Well, one of the main things that I’m doing in my career right now is transitioning much more into writing and producing, which has been an aspiration of mine for many years. And I’ve been trying to do that in a very concentrated way, in the last five years. But there’s only so many hours in the day. And I realized that with all of the good intentions, there was just a reality to the bandwidth that I have on any given day.
In terms of specifically the things I want to explore, it’s really, really varied. And it’s often sort of story-specific. But just generally I’m very, very excited about writing. I’ve spent these last six to eight months writing five hours a week. I wrote a screenplay and I wrote a television show, a six-part television show. And right now I’m in the middle of writing a miniseries.

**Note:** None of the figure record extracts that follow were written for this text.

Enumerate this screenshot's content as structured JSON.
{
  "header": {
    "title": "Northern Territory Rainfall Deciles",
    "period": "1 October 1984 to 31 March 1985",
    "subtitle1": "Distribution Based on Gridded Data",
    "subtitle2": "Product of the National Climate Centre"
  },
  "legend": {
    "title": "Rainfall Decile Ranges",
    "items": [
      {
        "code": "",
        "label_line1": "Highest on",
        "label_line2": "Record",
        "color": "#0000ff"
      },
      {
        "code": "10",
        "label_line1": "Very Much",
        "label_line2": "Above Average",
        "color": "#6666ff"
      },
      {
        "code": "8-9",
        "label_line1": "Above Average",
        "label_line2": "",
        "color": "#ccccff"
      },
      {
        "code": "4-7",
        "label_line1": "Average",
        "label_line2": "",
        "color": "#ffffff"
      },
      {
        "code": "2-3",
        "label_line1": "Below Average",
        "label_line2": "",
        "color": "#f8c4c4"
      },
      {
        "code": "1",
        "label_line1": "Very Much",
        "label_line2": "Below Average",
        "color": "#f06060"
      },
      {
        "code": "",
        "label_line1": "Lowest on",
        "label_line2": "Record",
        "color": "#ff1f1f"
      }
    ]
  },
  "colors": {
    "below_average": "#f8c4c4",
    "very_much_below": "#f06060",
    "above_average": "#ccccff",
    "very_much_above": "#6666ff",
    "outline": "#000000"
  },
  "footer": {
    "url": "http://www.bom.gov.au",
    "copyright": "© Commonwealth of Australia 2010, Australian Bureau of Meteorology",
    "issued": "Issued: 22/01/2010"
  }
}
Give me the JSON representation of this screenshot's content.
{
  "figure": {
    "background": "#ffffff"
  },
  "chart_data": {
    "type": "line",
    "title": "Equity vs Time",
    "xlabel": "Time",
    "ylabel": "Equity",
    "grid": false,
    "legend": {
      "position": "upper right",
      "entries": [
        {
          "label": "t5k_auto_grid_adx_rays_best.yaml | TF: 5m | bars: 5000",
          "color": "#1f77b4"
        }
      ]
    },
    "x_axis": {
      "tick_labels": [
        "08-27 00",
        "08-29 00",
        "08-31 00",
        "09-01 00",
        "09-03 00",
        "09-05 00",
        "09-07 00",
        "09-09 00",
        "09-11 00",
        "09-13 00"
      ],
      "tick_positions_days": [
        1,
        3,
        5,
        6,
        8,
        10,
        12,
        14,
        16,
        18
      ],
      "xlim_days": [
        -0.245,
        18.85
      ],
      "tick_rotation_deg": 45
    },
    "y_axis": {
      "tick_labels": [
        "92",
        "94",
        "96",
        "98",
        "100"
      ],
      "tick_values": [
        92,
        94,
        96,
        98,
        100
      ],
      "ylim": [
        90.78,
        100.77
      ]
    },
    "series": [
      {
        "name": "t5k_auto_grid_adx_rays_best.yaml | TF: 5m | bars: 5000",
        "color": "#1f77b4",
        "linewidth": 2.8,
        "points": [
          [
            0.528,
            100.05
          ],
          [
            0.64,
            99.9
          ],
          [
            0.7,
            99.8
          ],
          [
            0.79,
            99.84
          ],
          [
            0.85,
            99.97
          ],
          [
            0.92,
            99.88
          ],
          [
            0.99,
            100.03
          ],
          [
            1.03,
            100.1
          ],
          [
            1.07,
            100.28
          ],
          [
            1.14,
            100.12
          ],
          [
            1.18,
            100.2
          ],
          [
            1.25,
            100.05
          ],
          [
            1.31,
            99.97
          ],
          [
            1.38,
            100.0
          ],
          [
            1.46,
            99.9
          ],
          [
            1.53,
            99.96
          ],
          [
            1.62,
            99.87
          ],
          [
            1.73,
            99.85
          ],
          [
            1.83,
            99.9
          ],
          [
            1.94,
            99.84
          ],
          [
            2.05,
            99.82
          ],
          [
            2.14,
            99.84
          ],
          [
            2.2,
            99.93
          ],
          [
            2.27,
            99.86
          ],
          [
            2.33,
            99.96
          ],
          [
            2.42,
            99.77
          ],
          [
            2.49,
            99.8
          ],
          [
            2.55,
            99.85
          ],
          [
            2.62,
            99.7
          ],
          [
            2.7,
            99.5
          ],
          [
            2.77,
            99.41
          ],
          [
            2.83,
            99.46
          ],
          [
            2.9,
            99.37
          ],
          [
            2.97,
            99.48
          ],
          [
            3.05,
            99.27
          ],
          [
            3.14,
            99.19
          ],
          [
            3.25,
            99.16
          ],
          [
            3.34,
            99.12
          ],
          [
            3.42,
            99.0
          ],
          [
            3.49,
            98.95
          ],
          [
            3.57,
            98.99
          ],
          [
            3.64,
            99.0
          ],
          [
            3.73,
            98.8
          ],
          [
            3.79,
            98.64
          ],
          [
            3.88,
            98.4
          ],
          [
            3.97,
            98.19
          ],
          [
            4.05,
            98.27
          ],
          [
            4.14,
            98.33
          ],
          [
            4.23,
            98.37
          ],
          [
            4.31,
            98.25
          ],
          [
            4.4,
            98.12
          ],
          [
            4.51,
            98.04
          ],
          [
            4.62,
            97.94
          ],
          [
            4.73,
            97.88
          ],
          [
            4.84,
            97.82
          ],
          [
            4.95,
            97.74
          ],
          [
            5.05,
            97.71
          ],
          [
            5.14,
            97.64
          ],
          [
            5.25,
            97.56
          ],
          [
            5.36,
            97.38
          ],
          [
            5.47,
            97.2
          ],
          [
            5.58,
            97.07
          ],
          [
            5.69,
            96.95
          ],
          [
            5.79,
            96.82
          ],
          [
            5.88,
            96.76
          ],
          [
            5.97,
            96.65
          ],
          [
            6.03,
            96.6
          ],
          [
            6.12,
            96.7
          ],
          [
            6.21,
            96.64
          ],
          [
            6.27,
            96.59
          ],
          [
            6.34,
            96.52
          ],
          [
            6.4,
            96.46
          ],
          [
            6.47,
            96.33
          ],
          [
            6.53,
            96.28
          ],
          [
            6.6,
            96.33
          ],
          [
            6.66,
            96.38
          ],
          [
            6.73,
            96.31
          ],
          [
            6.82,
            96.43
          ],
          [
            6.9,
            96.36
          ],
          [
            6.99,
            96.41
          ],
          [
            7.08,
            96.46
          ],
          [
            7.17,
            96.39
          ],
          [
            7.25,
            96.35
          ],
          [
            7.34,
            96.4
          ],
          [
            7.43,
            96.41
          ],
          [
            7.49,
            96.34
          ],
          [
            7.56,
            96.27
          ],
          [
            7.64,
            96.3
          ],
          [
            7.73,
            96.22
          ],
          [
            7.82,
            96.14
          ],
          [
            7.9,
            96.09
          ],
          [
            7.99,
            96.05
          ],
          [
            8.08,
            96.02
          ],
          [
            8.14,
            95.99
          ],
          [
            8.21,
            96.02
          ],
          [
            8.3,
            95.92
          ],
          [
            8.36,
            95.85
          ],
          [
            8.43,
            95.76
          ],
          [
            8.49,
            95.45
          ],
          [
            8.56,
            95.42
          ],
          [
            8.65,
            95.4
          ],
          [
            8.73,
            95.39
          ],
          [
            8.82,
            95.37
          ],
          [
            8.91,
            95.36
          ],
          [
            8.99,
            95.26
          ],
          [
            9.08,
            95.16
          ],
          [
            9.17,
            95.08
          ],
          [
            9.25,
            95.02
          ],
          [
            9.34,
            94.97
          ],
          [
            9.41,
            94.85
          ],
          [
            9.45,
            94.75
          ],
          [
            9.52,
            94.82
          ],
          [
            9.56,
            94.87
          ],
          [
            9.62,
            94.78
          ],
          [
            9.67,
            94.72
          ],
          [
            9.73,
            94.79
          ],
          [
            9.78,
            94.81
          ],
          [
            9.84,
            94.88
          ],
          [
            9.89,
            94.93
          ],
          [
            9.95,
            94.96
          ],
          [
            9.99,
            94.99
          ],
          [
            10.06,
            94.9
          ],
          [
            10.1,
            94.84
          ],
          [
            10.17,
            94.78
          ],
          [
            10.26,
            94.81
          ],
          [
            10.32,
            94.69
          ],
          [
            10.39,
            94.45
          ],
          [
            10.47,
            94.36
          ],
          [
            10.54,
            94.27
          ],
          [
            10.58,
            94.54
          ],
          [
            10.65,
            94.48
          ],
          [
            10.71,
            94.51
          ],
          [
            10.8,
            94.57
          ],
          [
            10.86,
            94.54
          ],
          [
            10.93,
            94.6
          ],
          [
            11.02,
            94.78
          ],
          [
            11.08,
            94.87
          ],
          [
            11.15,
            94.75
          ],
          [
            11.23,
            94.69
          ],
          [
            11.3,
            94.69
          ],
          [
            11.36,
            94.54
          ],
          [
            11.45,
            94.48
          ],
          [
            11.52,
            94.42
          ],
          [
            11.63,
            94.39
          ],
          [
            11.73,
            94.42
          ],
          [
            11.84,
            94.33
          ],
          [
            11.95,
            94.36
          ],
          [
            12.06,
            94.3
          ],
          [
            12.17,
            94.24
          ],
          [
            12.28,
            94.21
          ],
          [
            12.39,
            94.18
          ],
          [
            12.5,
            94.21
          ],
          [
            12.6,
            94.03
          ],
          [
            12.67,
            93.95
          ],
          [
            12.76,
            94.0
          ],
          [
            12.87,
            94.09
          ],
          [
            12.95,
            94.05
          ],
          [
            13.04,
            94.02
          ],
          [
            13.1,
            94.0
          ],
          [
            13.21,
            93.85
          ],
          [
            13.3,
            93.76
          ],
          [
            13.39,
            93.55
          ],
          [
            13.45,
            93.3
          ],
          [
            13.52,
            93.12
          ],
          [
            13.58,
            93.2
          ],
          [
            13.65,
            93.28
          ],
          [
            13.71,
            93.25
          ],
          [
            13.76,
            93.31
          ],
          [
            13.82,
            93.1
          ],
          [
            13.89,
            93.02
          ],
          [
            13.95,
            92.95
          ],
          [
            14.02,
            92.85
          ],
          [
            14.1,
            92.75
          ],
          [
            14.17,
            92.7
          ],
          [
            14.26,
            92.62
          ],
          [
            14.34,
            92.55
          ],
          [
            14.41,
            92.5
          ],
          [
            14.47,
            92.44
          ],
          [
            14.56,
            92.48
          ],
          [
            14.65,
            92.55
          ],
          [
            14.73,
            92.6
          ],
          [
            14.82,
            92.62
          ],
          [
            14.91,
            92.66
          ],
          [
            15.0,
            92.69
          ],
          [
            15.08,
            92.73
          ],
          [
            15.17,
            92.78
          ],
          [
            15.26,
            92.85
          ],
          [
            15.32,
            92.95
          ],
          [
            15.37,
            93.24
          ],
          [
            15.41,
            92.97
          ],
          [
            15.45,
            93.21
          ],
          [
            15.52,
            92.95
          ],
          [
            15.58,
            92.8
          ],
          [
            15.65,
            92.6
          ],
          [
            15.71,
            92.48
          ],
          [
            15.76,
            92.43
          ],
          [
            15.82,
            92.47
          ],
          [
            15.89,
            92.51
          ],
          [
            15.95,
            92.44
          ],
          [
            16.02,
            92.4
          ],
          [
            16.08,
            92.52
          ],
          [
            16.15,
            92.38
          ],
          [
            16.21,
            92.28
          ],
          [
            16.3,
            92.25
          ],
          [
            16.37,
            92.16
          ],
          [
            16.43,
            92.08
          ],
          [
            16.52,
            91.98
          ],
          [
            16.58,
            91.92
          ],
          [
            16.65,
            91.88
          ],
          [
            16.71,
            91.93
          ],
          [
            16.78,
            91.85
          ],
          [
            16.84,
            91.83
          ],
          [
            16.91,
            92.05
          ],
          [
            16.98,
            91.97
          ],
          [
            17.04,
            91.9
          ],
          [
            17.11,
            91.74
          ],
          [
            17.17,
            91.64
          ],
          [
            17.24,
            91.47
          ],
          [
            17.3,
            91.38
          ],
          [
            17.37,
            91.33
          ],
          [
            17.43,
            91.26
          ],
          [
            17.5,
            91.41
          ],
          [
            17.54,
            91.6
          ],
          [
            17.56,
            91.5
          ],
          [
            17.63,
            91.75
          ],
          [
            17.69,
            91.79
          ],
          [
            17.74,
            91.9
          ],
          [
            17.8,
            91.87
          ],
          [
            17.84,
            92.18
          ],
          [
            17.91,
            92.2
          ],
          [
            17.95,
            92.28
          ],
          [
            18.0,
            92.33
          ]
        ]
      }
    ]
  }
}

I’m creating opportunities for myself to act within that, but it’s funny—you get on this trajectory and one gets known for one’s work and it’s very easy for people to just say, ‘okay, we need a tough guy who can also be sensitive. Let’s see if Hunnam is interested.’ And it does take a very concentrated effort to recognize that and try to break out of it. So the joy of writing is that I know what’s in my heart and I also have a sense of what I will be able to do as an actor. I’ve not really been writing myself any tough guys and [instead] writing characters that are, I suppose, reflective of where I am in my life. They’re in that midpoint of life and career and wondering, ‘is this manifesting in exactly the way I hoped? And if not, what steps can be taken to course-correct and to arrive at the promised land?’